There are dozens of viruses that cause illnesses during the winter months. And, honestly, the particular name of the virus is not important: rhinovirus, enterovirus, coronavirus . . . they’re all about the same. (Except that influenza. Don’t underestimate that one.) So how do we avoid them all, short of locking our families in the house for the next six months and halting all human contact?

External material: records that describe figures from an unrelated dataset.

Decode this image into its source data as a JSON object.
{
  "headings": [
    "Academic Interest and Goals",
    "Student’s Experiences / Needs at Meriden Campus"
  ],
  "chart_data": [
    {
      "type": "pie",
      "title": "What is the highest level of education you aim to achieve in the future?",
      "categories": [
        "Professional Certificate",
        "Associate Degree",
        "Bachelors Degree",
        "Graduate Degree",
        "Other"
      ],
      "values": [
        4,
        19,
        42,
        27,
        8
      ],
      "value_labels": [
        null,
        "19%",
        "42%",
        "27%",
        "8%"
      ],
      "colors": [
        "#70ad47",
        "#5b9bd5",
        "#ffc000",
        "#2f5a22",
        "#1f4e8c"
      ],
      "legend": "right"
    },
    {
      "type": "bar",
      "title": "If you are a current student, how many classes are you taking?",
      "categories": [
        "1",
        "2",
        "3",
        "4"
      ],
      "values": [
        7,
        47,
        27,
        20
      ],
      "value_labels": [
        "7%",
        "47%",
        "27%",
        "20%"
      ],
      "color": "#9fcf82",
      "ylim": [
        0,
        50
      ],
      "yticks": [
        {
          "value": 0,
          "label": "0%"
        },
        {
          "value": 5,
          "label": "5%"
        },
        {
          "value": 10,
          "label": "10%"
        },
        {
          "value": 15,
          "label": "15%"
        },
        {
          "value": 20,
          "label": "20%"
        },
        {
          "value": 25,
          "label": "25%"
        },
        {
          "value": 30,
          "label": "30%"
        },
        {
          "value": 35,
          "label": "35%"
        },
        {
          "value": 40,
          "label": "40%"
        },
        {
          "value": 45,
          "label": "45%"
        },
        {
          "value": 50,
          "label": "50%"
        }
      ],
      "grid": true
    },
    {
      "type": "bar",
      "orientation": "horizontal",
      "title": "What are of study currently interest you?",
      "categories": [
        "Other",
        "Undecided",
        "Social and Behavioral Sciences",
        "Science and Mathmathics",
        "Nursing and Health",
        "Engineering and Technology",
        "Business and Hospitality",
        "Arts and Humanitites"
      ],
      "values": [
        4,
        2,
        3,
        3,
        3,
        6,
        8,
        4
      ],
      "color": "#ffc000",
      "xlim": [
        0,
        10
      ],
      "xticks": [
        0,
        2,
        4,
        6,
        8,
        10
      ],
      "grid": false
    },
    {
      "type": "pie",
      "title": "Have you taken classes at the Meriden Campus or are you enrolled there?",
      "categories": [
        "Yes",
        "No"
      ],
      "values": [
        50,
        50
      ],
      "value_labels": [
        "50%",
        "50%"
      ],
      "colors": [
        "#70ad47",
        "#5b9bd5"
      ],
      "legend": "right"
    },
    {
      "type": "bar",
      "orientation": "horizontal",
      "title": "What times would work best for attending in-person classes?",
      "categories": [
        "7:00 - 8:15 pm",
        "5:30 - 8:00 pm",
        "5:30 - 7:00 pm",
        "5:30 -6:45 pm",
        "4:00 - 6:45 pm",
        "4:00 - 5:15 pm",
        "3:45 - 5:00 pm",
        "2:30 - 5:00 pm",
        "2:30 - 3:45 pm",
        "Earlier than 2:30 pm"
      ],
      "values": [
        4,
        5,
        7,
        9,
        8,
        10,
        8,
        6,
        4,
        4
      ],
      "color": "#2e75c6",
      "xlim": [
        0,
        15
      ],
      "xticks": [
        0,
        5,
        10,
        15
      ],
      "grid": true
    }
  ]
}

- Wash your hands. For real. Wash your kids’ hands, wash your hands, tell other people in the public bathrooms to wash their hands. Ask the daycare worker if she’s washed her hands in the past 30 minutes. Request that Grandma wash her hands before holding your toddler. Carry antibacterial hand wipes, hand sanitizer, a bar of soap. It has been proven over and over again that hand washing is the #1 best way to prevent illnesses from spreading.
- Stay home if you are, or your child is, sick. Staying home is not only important in preventing the spread to others, but also allows you or your child time to rest and let the immune system do its job: fight. If your child is at school all day, around others, trying to concentrate on school work, going outside at recess . . . how will that immune system have any power to fight off the virus? A healthcare provider’s suggestion to REST is not a joke; the body needs extra energy to fend off the attack of the virus.
- Don’t share things. Don’t share food, drinks, utensils, towels. Don’t share hugs and kisses. Granted, it’s really hard not to kiss on your chunky little 10 month old that just started saying “Mama” . . . but you better make sure you don’t have even the slightest hint of a sore throat. Please, just don’t kiss the babies!!
- Make good nutrition and hydration a priority. We all want to keep our families healthy year-round, and it’s especially important during URI seasons. A body that is malnourished or dehydrated is at higher risk for catching a viral illness and takes much longer to recover. Good nutrition and hydration are like the cornerstone to a building: the rest of the structure can’t stand up to the elements if the cornerstone is weak.
Stand strong, Mama! Support each other (from a distance) when little ones come down with a virus. Lean on your family for help when YOU come down with a virus. We will make it through the winter!